El típico colaborador de esta revista es semianalfabeto; es demasiado rebuscado y propenso a las variaciones sin sentido. Es de esperar que use tres oraciones cuando podría usar una sola palabra. Es imposible plantear una fórmula precisa y completa para ordenar el caos que resulta, pero existen algunas reglas generales:
1 Los escritores usan demasiados adverbios. Recientemente en una página encontré once que modificaban el verbo “dije”: él dijo violentamente, elocuentemente, intensamente, etc. Si un escritor no puede indicar la forma en que habla su personaje a través del texto, debería dedicarse a otra cosa. De todos modos, es imposible que un personaje pase por todos estos estados emocionales, uno después de otro. Quizá Lon Chaney pueda, pero está muerto.
2 La palabra “dijo” es perfecta. Los esfuerzos que se hacen para evitar la repetición, usando gruñó, refunfuñó, masculló son un desperdicio y ofenden a los puros de corazón.
3 Nuestros escritores están llenos de clichés, como los viejos altillos están llenos de murciélagos. Para evitarlos, no hay reglas, con una única excepción: todo lo que uno sospecha que es un cliché sin duda lo es y es mejor eliminarlo.
4 Los apellidos cómicos son cosa del pasado. Cualquier personaje que se llame Culotti o Tetoni debe ser rebautizado. Lo mismo vale para los animales, las ciudades, los nombres de libros imaginarios y todo lo que se les pueda ocurrir.
5 El jefe, Mr. Ross, tiene un prejuicio con que demasiadas oraciones empiecen con “y” o “pero”. Dice que son conjunciones y no deberían ser usadas puramente como efecto literario. O si lo son, por lo menos deben ser usadas juiciosamente.
6 Con respecto a palabras como “pequeño”, “vago”, “confundido”, etc.: el asunto es que el típico escritor del New Yorker, desafortunadamente influido por Mr. Thurber, cree que el texto ideal para la revista trata de un hombrecillo indefinido, desesperadamente confundido por una civilización amenazadora y complicada. Cuando este estilo no tiene nada que ver con el texto (como en general sucede) debe ser considerado con sospecha.
7 La repetición de algo que se ha dicho antes en el diálogo desapareció con el Ford T: “Marion me resultaba insoportable. Me resultas insoportable, Marion –digo”. Esto aparece más de lo que uno cree.

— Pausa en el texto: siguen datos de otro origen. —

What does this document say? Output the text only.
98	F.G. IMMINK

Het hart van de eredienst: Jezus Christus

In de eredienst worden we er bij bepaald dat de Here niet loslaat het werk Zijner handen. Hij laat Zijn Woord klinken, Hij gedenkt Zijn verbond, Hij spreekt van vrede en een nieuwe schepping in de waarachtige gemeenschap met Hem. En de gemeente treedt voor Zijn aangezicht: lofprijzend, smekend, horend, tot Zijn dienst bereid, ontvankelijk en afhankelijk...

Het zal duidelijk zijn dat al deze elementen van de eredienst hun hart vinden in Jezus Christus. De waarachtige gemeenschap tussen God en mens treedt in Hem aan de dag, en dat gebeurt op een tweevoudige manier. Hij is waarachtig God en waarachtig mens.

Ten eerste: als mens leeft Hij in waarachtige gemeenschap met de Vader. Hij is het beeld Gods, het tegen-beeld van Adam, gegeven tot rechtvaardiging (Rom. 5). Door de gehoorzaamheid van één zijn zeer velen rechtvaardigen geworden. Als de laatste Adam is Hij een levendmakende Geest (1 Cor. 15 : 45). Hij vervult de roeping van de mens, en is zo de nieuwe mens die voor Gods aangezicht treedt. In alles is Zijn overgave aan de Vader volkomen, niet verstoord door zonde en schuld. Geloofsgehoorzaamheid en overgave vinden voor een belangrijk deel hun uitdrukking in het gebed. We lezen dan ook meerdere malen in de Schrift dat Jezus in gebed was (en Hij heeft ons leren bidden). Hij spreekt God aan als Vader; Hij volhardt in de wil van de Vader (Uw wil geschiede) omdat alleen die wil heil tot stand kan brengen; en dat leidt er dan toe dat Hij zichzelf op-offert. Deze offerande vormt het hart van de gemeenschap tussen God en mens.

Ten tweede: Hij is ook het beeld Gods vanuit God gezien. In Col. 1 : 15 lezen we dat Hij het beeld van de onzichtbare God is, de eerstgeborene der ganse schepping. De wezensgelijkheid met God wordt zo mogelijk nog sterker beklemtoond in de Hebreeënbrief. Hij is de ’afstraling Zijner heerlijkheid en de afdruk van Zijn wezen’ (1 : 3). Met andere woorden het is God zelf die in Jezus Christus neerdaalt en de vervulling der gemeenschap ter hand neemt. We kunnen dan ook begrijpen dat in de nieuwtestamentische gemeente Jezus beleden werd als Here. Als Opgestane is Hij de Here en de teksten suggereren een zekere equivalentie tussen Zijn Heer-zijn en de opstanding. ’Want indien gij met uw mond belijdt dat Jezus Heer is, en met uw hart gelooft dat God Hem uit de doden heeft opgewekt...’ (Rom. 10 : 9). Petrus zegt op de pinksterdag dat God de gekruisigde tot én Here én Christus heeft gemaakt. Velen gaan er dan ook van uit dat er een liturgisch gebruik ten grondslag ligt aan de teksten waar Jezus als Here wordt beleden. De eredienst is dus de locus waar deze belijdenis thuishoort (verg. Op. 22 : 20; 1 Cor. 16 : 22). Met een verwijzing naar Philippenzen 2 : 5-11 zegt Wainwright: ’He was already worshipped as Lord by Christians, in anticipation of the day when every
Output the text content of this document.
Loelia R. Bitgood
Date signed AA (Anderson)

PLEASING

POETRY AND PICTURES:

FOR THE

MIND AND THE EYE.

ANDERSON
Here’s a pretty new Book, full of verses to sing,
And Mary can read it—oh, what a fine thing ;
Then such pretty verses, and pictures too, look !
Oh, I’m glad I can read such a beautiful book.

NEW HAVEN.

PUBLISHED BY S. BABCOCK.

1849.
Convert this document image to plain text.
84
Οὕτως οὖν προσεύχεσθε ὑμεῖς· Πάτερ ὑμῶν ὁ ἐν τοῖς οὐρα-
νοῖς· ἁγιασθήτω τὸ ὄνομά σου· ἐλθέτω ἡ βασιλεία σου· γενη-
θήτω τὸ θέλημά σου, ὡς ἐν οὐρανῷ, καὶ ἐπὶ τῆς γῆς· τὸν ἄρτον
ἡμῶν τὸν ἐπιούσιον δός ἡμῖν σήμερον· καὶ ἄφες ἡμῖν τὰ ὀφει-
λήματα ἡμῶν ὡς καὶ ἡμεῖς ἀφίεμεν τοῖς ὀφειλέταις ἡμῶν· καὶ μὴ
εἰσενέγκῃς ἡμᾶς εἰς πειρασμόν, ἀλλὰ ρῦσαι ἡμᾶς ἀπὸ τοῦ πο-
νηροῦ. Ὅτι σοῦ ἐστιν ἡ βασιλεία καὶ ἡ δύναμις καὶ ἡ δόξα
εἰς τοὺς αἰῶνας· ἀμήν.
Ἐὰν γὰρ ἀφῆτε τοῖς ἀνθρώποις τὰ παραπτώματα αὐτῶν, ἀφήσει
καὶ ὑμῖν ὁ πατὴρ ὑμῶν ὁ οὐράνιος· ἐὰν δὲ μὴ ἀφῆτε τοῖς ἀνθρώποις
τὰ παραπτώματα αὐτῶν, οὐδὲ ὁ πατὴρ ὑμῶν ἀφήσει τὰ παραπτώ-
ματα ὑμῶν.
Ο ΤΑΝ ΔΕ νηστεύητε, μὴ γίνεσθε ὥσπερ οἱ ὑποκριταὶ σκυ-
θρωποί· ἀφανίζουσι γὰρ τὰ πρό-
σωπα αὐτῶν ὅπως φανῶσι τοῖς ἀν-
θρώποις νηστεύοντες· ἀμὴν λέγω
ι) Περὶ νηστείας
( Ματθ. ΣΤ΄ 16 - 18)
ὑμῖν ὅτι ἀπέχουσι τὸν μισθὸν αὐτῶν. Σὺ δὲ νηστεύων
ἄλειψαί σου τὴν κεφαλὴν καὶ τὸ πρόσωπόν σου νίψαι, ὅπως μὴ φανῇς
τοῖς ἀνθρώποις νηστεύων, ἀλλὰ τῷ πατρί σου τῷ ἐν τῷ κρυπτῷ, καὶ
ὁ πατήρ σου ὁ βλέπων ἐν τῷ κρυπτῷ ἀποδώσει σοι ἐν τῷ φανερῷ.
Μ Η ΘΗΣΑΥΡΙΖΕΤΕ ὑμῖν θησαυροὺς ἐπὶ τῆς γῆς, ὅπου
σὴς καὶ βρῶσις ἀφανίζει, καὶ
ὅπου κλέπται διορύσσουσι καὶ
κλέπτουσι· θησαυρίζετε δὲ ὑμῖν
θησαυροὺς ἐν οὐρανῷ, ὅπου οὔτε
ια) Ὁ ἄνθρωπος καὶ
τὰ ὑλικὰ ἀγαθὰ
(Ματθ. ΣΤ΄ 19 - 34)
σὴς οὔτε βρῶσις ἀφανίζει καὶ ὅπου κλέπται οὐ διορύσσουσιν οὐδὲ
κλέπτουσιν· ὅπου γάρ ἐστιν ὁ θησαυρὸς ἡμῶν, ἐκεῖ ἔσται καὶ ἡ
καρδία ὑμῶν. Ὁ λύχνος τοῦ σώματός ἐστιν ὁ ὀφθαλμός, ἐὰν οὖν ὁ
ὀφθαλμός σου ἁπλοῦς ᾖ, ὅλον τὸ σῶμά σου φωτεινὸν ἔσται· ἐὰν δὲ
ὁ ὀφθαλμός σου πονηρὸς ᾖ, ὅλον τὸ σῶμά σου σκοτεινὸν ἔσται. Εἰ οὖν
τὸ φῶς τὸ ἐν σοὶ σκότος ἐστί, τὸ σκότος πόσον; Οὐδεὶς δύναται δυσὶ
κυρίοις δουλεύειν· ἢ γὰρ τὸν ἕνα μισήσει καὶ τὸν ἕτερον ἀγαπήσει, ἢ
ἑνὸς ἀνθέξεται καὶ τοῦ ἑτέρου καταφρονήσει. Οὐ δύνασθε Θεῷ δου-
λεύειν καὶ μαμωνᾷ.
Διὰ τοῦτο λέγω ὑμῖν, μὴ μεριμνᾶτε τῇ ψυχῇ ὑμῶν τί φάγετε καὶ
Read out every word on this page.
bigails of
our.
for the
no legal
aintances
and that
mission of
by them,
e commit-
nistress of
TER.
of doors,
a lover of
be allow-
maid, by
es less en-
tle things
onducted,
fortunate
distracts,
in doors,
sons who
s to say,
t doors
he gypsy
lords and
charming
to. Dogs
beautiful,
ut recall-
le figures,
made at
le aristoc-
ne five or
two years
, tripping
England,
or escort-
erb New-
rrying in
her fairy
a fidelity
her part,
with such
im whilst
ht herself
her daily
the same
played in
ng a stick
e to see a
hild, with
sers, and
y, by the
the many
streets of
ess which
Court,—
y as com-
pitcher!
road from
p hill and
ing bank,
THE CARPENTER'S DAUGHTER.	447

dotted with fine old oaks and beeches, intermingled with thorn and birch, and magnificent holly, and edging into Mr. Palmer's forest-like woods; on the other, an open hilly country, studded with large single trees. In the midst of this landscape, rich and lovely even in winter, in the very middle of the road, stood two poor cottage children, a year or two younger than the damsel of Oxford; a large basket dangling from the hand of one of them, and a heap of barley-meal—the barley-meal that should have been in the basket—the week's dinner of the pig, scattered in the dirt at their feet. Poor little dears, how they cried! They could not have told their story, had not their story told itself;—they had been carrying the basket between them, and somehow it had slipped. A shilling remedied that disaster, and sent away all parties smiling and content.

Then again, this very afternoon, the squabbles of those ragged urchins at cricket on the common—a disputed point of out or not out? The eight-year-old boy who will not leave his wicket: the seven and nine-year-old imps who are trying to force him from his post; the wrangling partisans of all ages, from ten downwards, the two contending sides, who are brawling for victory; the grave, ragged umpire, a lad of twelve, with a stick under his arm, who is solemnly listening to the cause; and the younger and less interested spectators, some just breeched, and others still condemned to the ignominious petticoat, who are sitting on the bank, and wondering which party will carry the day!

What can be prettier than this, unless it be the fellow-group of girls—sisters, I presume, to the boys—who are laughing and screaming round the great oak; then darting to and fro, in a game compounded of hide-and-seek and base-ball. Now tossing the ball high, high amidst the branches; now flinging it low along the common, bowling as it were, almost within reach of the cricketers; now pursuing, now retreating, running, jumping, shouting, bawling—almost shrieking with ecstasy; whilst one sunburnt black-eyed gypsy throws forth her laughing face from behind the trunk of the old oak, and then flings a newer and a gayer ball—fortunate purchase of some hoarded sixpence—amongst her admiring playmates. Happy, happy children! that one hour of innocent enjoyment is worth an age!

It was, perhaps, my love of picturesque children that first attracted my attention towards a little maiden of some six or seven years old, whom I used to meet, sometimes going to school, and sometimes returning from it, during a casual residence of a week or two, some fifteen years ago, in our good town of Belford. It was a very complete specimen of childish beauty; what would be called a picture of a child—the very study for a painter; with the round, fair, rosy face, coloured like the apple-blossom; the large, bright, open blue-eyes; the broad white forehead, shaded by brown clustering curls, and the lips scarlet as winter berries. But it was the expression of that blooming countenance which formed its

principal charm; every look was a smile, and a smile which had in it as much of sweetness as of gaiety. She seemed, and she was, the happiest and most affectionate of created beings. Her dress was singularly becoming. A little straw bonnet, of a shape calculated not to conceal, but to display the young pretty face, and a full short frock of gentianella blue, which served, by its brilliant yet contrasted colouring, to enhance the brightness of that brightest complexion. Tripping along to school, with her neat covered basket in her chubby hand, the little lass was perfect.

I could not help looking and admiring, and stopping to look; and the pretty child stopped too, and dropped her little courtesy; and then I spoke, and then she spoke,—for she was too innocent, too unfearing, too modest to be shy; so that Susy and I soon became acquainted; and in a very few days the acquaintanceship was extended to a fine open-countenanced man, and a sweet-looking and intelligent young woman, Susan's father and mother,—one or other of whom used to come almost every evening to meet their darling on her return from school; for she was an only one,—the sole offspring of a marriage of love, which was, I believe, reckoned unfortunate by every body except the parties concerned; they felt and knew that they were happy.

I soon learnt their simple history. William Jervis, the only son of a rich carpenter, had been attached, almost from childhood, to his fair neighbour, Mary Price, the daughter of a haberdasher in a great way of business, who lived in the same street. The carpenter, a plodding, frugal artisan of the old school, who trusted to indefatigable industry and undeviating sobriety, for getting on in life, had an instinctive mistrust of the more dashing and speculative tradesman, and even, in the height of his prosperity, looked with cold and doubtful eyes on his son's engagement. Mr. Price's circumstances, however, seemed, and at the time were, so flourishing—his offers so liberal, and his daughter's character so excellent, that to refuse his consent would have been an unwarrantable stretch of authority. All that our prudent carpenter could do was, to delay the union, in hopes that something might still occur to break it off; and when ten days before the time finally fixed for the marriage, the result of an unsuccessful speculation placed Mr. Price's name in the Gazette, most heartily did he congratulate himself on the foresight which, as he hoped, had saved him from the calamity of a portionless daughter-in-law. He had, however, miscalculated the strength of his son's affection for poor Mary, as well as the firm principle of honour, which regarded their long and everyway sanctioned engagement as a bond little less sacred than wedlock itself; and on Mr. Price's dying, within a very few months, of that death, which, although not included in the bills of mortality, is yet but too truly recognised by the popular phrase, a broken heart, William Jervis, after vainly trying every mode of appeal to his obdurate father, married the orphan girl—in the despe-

8 Para citar a Mr. Ross: “A nadie le importan un bledo los problemas de un escritor, excepto a otro escritor. Textos sobre escritores, periodistas, poetas, etc., son desaconsejados en principio. Siempre que sea posible, el protagonista debería ser transplantado arbitrariamente a otra profesión. Cuando la referencia es innecesaria o incidental, eliminarla.
9 Un manuscrito deberá ser editado con lápiz negro y con decisión.
10 Por alguna razón, los escritores tienen una tendencia a desconfiar de los largos pasajes de diálogo y los cortan estúpidamente con interpolaciones del tipo: “El señor Kaplan se sintió uno con el universo”, o algo por el estilo. Esto aparece con frecuencia en el medio de una conversación, porque el autor sospecha que el lector está desatento.
11 Los escritores también le tienen mucho cariño a una última frase, vagamente oscura o cósmica. “De repente el Sr. Holtzmann se sintió muy cansado”. Punto final. Esto ha aparecido en demasiados textos en los últimos años. Es siempre una buena idea considerar si la última oración de un texto es legítima y necesaria, o si se trata simplemente del autor haciéndose el vivo.
12 Trátese de conservar el estilo del autor si es un autor y si tiene estilo. Trátese de que el diálogo suene como se habla y no como se escribe.
13 Cuántos de estos cambios se pueden hacer, desde ya, depende del escritor editado. Si miramos una lista de escritores de la revista puedo indicar hasta qué punto cada autor admite intromisiones en su obra.
Wolcott Gibbs (1902) fue un reconocido editor, crítico, autor teatral y de relatos breves que trabajó en el New Yorker hasta su muerte, en 1958.